果然,卢仙儿双肩一震,她如同鹦鹉学舌似的,喃喃地说道:“我,出去找事做?”脸上都是难以置信的表情。
仿佛她压根没有考虑过出去找事做。
陈文艺听得瞠目结舌,一颗心失落至极,以极快的速度跌向谷底。
那种感觉,就好像平地里走着突然摔了一跤。
仙儿姐只是一只纸老虎吗?从前,她以为仙儿姐充满勇气和力量,无所不能。
“对啊对啊。”陈文艺皱眉看着卢仙儿,她好像不认识卢仙儿了,她对她说道:“你读了那么多年的书,有思想有文化,杭州女子高中啊,你记得吗,你那么有文化,有知识,完全可以出来找事做啊,给小学生当老师,当公司的女秘书,甚至是女老板,女校长,女银行经理,这些都是可以的!”
陈文艺给卢仙儿提醒,没错,女人和男人不一样,想赚钱养活自己,难于登天,但是只要有心去寻找,总有机会。
卢仙儿一呆,身子往后一缩,脸现恐惧。她的眼睛睁得茶杯大,脸上都是难以接受的表情,她压根没有想到她可以出去找事做,她喃喃地说道:“我高中没毕业,没有文凭。”仿佛一只急急寻找洞口躲避的小兽。

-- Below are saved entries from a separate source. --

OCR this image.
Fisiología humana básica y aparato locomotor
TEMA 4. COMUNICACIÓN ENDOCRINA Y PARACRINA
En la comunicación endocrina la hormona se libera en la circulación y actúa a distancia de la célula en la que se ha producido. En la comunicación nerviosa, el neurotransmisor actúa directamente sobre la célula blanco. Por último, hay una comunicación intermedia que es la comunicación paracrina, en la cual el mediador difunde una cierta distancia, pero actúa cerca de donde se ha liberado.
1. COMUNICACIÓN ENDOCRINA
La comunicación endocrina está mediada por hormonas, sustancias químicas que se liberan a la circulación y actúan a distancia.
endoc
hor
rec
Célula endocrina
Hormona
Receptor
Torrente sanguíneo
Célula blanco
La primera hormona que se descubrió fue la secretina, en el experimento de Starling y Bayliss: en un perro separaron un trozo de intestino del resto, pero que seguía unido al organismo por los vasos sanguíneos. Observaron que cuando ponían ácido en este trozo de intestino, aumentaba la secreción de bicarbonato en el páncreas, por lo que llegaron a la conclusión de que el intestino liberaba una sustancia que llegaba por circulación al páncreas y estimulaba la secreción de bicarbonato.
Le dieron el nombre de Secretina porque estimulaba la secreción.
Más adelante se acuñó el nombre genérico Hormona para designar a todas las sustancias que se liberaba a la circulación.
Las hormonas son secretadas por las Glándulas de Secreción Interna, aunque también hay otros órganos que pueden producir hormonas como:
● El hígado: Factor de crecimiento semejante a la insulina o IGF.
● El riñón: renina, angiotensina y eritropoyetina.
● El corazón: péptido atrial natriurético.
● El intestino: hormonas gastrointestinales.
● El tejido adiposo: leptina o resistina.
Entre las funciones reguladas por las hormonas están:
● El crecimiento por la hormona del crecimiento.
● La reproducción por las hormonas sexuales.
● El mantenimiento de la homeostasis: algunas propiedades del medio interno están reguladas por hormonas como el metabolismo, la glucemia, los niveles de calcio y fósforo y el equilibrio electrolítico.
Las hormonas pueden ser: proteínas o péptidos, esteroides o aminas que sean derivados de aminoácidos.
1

当年,原本打算念到高中毕业,然后出国留学的。结果爹爹反对她和文志谈恋爱,在庞三多失势之后,将她关押起来,后来又逼着她嫁给了李文昌。
所以她的学业就被迫中断了。
卢仙儿喃喃地诉说着自己,眼泪在眼眶里打转,仿佛她的不幸全部都是因为他人原因造成的,与她不自立没有半毛钱关系。
环境所迫,命中注定。
陈文艺恨铁不成钢,板起脸对她说道:“仙儿姐,我知道你高中没毕业,乱世当中,有几个高中毕业的?你只要有文化,会英语,在外面一样能到有钱人家去当家庭教师!”
“当家庭教师,去侍候人?”卢仙儿眼睛睁得大大的,嘴唇失去血色,脸上都是难以置信。
她,卢家的二小姐,怎么可能去侍候他人?从小到大,都是别人侍候自己,哪能让她去侍候别人?!
不不不,她永远不会去侍候别人。
陈文艺看到卢仙儿的反应,她的眼珠子差点从眼眶里鼓出来,她好像第一次认清楚了卢仙儿。
卢仙儿有些羞愧,厌憎地皱皱眉头,轻轻地说道:“我从小就是衣来伸手饭来张口,一堆下人侍候,你要我去别人家当家庭教师?我面子薄,这种活干不来——”
贫可以忍,但没有自尊的生活,则一分钟也不能过。
天呐,陈文艺快速地眨眨眼睛,她真的怀疑这些话是卢仙儿说出来的,她是不是耳朵出了毛病?这种话是那个天天喊着男女平等独立自由的仙儿姐说出来的吗?
陈文艺按捺住自己火山喷发般的怒气与失望,对卢仙儿说道:“此一时彼一时,你是卢家二小姐这件事,已经是过去式了。”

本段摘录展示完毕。